Planting Trees in Areas with Existing Vegetation: What You Need to Know

Learn what you need to know about planting trees in areas with existing vegetation: from selecting plant species adapted for your site's soil texture & drainage; taking a soil sample; using tree wrappers; & more.

Planting Trees in Areas with Existing Vegetation: What You Need to Know

The goal of planting trees is to make the most of the site, while providing enough growing space to avoid non-commercial thinning and maintain the strength of the plantation. To ensure success, it is important to plan ahead and select plant species that are adapted to the soil texture, drainage, and amount of shade on your site. Do not plant a shade-intolerant tree in the shade of other trees, as they will die. Slopes greater than 6 percent, oddly shaped fields, gutters, property boundaries, and edges of wetlands and forests are ideal places to plant shrubs.

The local Conservation District office, nursery, public library, or Michigan State University Extension offices will have information on specific plant requirements. Trees and shrubs must be planted at the right depth and given the right amount of water in order for them to become established and thrive. Planting too deeply and overwatering or overwatering are among the most common and serious planting mistakes. It is important to conduct a thorough inventory and analysis of the site to determine the environmental conditions for plant growth and the best use of the site.

Issues of concern include soil type, topography, and regional climate. Soil type determines the nutrients and moisture available to plants. It's always best to use plants that thrive in existing soil. Existing vegetation can provide clues about soil type.

When plants grow well, consider soil conditions and use plants with similar growth requirements. Pay special attention to areas where plants aren't doing well and adjust when choosing new plants. The topography and drainage should also be noted and all drainage problems in the proposed design corrected. A good design will draw water away from the house and redirect it to other areas of the yard.

There are many different landscape design topics, from simple to complex, but it's useful to choose one that guides the selection of plants and materials. These three diagrams illustrate the right and wrong planting depths (above), how to use a planting bar or a dibble to plant the seedlings (in the center), and how to use a hoe to plant the seedlings (below). After form, texture is the next dominant feature of a plant; thick, medium and fine textures can be used to contrast and emphasize the landscape. Many tree planters even scrape grass from the planting site at planting time to reduce competition between weeds.

To expand color displays throughout the year, use plants that have color in many parts of the plant, such as the foliage, bark, and fruit. This chapter focuses on how to buy healthy trees and shrubs, plant them properly and manage them successfully. As said, container-grown plants can be safely planted any time of the year, but it's best to plant them in the fall to take advantage of root growth during the dormant season. Inadequate planting techniques, in particular planting too deeply, were found to be a major cause of tree mortality in managed landscapes.

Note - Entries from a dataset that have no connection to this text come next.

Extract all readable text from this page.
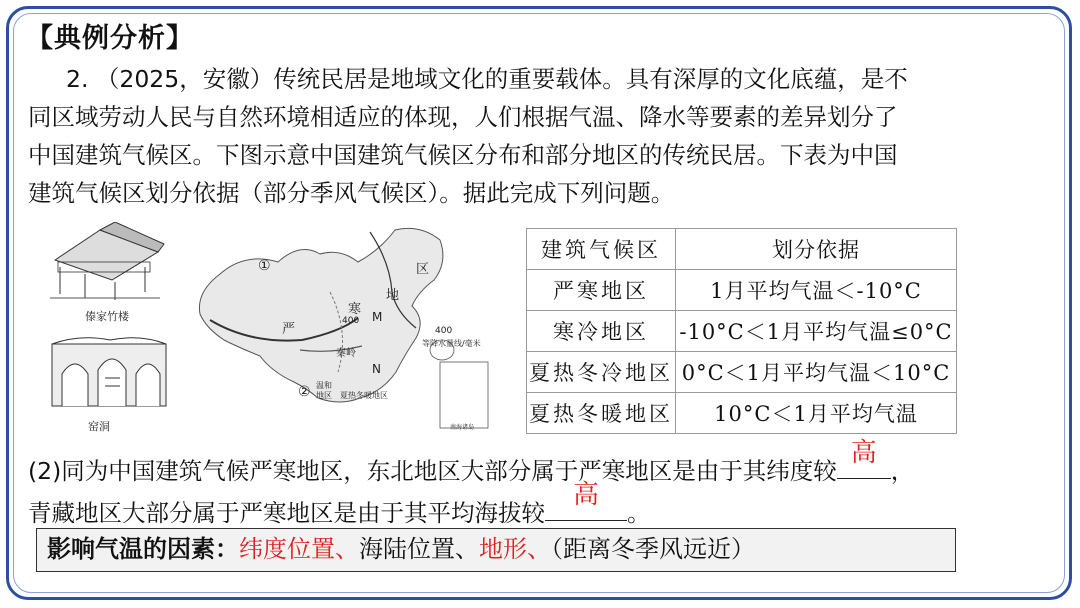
【典例分析】

2. （2025，安徽）传统民居是地域文化的重要载体。具有深厚的文化底蕴，是不

同区域劳动人民与自然环境相适应的体现，人们根据气温、降水等要素的差异划分了

中国建筑气候区。下图示意中国建筑气候区分布和部分地区的传统民居。下表为中国

建筑气候区划分依据（部分季风气候区）。据此完成下列问题。

傣家竹楼
窑洞
①
严
寒
地
区
400 M
秦岭
N
② 温和
地区 夏热冬暖地区
400
等降水量线/毫米
南海诸岛
建筑气候区	划分依据
严寒地区	1月平均气温＜-10°C
寒冷地区	-10°C＜1月平均气温≤0°C
夏热冬冷地区	0°C＜1月平均气温＜10°C
夏热冬暖地区	10°C＜1月平均气温
(2)同为中国建筑气候严寒地区，东北地区大部分属于严寒地区是由于其纬度较
高
，
青藏地区大部分属于严寒地区是由于其平均海拔较
高
。
影响气温的因素：纬度位置、海陆位置、地形、（距离冬季风远近）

Trees and shrubs that grow in plastic containers or other containers with rigid sides can be removed from their containers and placed directly into the holes prepared for them.

Tree planting

in existing timber forests is generally more successful when done in openings created by the harvest of wood or the natural mortality of trees, rather than under an existing canopy. It's best to take a soil sample several weeks before planting so that you know how to treat the soil at planting time. If necessary, an organic or slow-release form of nitrogen can be mixed in the planting area or applied to the soil surface around the tree basin. Place the plant in the planting area or hole at the correct depth and then fill in the lower half of the space around the root ball.

Planting arrangement refers to the pattern or distribution of tree and shrub species at a planting site. For many years, it was common practice to automatically use tree wrappers on newly planted or thin-bark trees, in an effort to reduce damage caused by sun or temperature on bark. However, on heavy soils such as clay, planting in autumn is not recommended as plants can be swept away by soil frost before roots are established.